How to improve these three signs of nomophobia

Here are some ways you can work to make your social interactions more positive without being dependent on a mobile device, as provided by Elmore:

  • In face-to-face conversations, put your phone away or turn it off and focus on the other person.
  • Learn to set aside time for social interaction to fill a certain quota each week. It’s okay to start small, but aim for a 1: 1 ratio of direct human interaction to mobile device use.
  • Remember what matters. Social media isn’t real, and everyone who posts there is just showing their best most of the time. The approval of others gained from your social media post facade matters a lot less than you think. Focus on the people around you who really love and care about you!
  • Explore your identity. There are many ways you can experiment with your identity without being on social media. Try new hobbies, hang out with new groups of friends, experiment in style … the possibilities are endless!
  • Practice social interaction with others. If you started to lose your understanding of social cues, it could take a while to regain your social skills. Practice with others, starting with people you trust. Then slowly increase your challenges to more anxiety-provoking interactions.
  • If necessary, seek treatment for agoraphobia or social anxiety. You may experience severe symptoms of social anxiety disorder or agoraphobia. In that case, you may find it too difficult to kick the mobile habit on your own. Seeking treatment from a mental health professional is an ideal way to handle this situation.
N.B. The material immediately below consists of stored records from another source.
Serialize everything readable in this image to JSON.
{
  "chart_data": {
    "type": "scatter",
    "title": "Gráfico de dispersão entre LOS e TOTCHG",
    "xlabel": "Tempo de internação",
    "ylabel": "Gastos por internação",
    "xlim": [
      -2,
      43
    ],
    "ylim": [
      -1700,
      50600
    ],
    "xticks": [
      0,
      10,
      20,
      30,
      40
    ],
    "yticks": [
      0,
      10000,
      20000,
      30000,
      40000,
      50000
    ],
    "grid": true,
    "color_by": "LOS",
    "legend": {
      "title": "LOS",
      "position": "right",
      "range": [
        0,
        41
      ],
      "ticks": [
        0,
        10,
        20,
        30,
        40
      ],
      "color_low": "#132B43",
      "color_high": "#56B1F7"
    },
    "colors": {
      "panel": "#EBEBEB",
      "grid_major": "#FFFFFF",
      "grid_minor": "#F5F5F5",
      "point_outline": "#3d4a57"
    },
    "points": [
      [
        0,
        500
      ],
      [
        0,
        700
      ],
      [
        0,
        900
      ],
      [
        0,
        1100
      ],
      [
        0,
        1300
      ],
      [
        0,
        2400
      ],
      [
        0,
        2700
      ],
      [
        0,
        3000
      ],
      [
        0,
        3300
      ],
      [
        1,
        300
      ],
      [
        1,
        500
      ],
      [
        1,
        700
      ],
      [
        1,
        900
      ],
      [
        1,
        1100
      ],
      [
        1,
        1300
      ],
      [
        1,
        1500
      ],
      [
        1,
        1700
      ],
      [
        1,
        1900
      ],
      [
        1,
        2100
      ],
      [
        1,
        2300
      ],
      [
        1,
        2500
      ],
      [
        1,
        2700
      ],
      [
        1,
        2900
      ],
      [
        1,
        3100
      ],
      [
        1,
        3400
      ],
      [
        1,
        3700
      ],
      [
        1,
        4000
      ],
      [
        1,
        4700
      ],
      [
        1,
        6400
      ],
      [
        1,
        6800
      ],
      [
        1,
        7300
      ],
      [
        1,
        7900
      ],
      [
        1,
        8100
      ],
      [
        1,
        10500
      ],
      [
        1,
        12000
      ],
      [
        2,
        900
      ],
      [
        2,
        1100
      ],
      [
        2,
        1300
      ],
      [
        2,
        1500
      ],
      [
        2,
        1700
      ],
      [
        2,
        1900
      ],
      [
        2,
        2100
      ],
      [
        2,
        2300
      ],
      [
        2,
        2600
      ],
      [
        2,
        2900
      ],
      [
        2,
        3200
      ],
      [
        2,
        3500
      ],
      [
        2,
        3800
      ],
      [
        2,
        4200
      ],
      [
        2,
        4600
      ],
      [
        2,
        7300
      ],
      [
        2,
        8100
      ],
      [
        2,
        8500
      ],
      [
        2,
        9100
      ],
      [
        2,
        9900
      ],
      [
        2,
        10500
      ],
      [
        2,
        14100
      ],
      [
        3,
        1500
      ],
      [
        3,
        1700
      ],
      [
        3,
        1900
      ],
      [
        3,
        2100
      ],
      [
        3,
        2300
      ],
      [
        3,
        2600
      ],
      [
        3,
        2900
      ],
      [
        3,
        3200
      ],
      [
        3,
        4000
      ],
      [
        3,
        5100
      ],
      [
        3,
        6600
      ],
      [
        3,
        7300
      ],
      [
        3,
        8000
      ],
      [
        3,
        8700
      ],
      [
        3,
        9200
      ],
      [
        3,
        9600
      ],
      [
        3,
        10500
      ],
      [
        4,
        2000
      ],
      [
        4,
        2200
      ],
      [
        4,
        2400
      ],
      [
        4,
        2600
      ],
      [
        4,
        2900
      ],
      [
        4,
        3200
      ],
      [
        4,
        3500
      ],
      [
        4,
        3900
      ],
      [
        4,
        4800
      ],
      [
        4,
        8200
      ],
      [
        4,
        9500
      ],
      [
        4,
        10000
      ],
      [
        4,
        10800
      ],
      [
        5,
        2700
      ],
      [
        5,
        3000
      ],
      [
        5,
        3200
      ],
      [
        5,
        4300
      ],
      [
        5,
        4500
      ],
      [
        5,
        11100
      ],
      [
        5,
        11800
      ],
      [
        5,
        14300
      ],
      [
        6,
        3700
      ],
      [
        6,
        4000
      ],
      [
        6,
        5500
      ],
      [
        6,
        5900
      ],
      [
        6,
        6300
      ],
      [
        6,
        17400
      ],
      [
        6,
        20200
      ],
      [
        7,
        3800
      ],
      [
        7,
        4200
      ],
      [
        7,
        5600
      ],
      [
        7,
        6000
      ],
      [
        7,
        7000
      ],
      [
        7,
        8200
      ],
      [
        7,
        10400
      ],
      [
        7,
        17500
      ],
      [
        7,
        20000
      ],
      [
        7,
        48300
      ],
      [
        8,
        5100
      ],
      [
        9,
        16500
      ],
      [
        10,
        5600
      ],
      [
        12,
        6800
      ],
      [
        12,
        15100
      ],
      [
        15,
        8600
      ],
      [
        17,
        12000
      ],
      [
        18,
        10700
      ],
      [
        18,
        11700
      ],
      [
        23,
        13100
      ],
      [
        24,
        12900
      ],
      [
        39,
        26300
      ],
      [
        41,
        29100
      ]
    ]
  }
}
Final thoughts on some signs of nomophobia and how to help yourself

While it sounds like something to laugh at, nomophobia should be taken seriously. It is not healthy for the brain to become dependent on a single object, no matter how crucial that element is to daily tasks. That is why, despite the originally humorous usage, nomophobia is something that mental health professionals should begin to regard as a real problem.

It is worth considering that nomophobia is not considered an official mental disorder as of the current fifth edition of the Diagnostic and Statistical Manual of Mental Disorders (DSM-5). However, much discussion about positive and negatives abound about its possible classification as a specific phobia, as described in the fourth edition of the manual. However, as of this writing, the exact definition of the term is not standardized.

With that said, Internet and telephone addiction is not unusual. in today’s technologically advanced world. If you feel like you have nomophobia, take note of these signs of homophobia that we talked about today and do what you can to help yourself. If you need additional help, a psychologist, therapist, or similar medical professional can help you fix this problem.